“Jefferson and His Time: The Sage of Monticello” is the sixth and final volume in Dumas Malone’s groundbreaking biographical account of Thomas Jefferson’s life. This volume marks the apex of the series and the end of nearly four decades of work by Malone. Just more than a year after its publication, in recognition of his vast contribution, Malone received the Presidential Medal of Freedom.
Covering Jefferson’s life from the end of his second presidential term to his death, this volume surveys the final seventeen years of one of our most revered but enigmatic presidents. After a difficult last term in public office, Jefferson returned to his beloved Monticello in 1809 undoubtedly seeking a peaceful retirement. But while his twilight years proved more numerous than might have been expected, they were also more painful – particularly in terms of his ongoing health and personal financial situation.

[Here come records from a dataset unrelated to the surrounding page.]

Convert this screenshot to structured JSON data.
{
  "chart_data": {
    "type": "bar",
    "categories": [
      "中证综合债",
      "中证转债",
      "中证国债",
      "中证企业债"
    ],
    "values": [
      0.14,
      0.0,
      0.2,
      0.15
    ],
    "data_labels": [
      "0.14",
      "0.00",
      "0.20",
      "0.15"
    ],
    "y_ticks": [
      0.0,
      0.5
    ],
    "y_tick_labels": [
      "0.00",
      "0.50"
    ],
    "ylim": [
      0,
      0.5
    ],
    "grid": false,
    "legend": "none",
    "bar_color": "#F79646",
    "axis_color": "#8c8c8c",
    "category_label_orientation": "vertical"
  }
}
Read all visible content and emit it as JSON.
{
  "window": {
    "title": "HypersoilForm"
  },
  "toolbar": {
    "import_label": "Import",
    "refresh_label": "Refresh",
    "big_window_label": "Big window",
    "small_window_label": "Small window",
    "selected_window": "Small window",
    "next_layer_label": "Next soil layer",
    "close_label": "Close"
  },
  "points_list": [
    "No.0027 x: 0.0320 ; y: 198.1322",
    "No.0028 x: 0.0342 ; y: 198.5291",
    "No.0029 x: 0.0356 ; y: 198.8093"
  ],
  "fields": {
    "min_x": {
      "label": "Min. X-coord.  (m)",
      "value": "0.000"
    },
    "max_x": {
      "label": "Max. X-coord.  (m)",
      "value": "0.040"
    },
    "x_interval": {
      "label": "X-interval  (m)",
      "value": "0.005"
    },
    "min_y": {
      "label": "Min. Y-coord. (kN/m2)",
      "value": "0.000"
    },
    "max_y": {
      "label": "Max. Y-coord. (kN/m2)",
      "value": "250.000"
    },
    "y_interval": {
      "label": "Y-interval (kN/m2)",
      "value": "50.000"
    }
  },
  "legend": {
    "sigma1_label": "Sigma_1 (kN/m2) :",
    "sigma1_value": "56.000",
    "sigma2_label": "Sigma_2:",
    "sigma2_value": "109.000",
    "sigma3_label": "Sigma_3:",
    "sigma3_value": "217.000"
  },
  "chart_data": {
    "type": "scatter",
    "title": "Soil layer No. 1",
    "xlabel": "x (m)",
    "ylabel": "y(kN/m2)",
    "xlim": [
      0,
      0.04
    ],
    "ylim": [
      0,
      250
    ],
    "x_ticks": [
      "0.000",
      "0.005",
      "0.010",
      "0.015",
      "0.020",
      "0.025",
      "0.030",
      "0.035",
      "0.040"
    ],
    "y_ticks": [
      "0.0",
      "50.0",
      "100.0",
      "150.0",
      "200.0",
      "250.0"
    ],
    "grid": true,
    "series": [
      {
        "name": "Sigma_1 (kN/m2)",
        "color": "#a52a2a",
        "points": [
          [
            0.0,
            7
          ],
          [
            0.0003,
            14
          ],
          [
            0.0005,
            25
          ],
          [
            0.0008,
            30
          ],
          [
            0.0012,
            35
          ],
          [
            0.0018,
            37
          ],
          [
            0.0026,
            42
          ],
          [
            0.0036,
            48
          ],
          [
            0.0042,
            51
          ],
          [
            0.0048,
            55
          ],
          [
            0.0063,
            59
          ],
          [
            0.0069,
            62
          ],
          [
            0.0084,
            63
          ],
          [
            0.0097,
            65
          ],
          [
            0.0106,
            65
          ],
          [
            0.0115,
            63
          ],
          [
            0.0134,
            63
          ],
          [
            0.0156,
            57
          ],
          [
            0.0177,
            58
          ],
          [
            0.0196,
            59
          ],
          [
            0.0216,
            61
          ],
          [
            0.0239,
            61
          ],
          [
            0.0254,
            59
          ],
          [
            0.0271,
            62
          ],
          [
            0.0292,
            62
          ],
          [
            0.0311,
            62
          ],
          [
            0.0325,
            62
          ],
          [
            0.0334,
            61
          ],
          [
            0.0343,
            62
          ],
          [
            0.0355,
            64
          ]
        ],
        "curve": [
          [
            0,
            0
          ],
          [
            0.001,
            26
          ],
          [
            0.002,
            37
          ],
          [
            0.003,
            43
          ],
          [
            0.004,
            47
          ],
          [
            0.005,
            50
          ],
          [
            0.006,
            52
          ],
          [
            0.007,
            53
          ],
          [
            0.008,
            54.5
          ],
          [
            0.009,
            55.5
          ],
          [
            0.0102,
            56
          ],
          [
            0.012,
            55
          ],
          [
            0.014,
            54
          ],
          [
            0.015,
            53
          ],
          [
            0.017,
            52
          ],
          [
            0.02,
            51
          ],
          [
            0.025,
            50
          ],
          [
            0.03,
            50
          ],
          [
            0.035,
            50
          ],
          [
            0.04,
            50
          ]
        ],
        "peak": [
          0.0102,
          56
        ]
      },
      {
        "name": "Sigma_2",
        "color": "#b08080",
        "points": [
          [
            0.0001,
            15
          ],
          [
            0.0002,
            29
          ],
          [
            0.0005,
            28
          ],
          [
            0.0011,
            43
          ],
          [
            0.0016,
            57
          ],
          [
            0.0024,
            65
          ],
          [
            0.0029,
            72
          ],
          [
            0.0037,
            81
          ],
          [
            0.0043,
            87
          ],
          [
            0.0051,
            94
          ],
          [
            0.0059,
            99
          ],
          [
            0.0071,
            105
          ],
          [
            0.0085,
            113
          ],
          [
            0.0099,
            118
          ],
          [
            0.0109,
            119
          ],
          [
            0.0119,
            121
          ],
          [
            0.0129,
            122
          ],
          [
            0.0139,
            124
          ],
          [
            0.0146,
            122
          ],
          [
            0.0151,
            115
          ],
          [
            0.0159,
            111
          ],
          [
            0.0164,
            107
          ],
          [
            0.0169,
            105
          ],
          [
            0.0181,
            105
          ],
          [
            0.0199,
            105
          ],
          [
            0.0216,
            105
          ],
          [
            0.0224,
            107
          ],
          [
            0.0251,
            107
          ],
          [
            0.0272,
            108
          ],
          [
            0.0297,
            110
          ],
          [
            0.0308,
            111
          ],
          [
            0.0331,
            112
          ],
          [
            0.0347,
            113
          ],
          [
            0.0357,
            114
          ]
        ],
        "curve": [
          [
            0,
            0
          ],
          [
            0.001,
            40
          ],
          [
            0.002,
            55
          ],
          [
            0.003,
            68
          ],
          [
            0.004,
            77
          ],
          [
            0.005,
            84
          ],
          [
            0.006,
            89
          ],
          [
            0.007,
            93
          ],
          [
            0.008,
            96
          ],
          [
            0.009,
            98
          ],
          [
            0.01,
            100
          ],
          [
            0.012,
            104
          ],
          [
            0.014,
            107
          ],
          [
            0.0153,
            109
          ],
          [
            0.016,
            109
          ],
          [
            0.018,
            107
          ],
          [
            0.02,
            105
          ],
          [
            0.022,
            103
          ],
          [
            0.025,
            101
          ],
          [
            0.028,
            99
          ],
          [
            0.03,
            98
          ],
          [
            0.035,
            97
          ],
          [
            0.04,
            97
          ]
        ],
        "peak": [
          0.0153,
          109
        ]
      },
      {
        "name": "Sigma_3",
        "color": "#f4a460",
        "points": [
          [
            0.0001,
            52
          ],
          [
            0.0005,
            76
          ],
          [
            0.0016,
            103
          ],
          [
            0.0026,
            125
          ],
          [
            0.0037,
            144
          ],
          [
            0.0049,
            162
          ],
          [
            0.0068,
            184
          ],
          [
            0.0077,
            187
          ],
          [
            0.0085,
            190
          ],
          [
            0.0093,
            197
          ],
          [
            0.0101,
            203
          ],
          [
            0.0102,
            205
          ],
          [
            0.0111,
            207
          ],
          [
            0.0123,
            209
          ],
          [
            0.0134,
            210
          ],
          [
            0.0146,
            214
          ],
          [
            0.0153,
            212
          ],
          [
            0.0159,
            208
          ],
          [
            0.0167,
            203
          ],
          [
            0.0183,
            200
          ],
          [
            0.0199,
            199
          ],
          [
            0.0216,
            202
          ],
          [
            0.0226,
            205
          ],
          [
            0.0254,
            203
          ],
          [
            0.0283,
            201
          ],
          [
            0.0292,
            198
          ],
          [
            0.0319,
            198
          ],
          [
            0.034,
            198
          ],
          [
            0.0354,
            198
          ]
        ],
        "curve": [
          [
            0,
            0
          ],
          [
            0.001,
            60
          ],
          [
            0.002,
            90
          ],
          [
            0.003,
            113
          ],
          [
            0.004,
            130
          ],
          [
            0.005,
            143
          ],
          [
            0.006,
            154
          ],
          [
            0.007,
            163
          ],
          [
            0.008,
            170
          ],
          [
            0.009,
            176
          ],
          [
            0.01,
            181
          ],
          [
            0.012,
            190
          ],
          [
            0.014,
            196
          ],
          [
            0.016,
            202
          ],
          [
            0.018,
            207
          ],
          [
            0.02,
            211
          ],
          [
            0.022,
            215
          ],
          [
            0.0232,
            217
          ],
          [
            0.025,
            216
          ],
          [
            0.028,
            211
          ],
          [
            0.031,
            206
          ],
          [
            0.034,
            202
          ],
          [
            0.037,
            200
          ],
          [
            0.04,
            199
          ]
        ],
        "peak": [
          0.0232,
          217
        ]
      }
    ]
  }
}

Consistent with earlier volumes, Malone’s writing becomes aggressively detailed at times and the pace lurches back and forth between intensely slow and well-paced. Nonetheless, this was the easiest of the six volumes to read and was by far the most enjoyable. One can almost sense Malone’s relief at the series drawing to a close, but also the author’s gratitude to Jefferson for providing such a rich and complex history to digest, analyze, reconcile and chronicle.
The chapters concerning the sale of Jefferson’s personal library to Congress, his personal financial situation (which was surprisingly poor) and his renewed friendship and extensive correspondence with John Adams were highlights. On the latter front, however, I was surprised to find the story somewhat underplayed, particularly given how much of interest is revealed in the letters these two former presidents exchanged in their last years of life. (I’m also surprised given Malone’s propensity for never missing an opportunity to describe in several chapters what might be more concisely written in a few pages.)
Most strenuous of the chapters were those relating to the War of 1812 and his initial efforts to create a common vision – and ongoing funding – for what is now the University of Virginia. Both of these topics were presented with so much detail that they eventually became difficult to follow. We learn nothing more of the Sally Hemings controversy that seems to preoccupy contemporary Jefferson scholarship, and Malone skirts past the seeming inconsistencies in Jefferson’s public and private positions on slavery.
Nonetheless, Dumas Malone clearly saved his best work for last, and of all six volumes in this series, this final volume is also perhaps the one best-suited to be read on a standalone basis. Though Malone never evolves into the storyteller we seem to expect of modern-day presidential biographers, he has without a doubt chiseled from primeval stone a great work – laboriously, meticulously and with inordinate care. Although this is just the first of several Jefferson-oriented biographies I plan to read, it is hard to imagine finding more rigorous scholarship in any other work on Jefferson, or more commitment on the part of any author.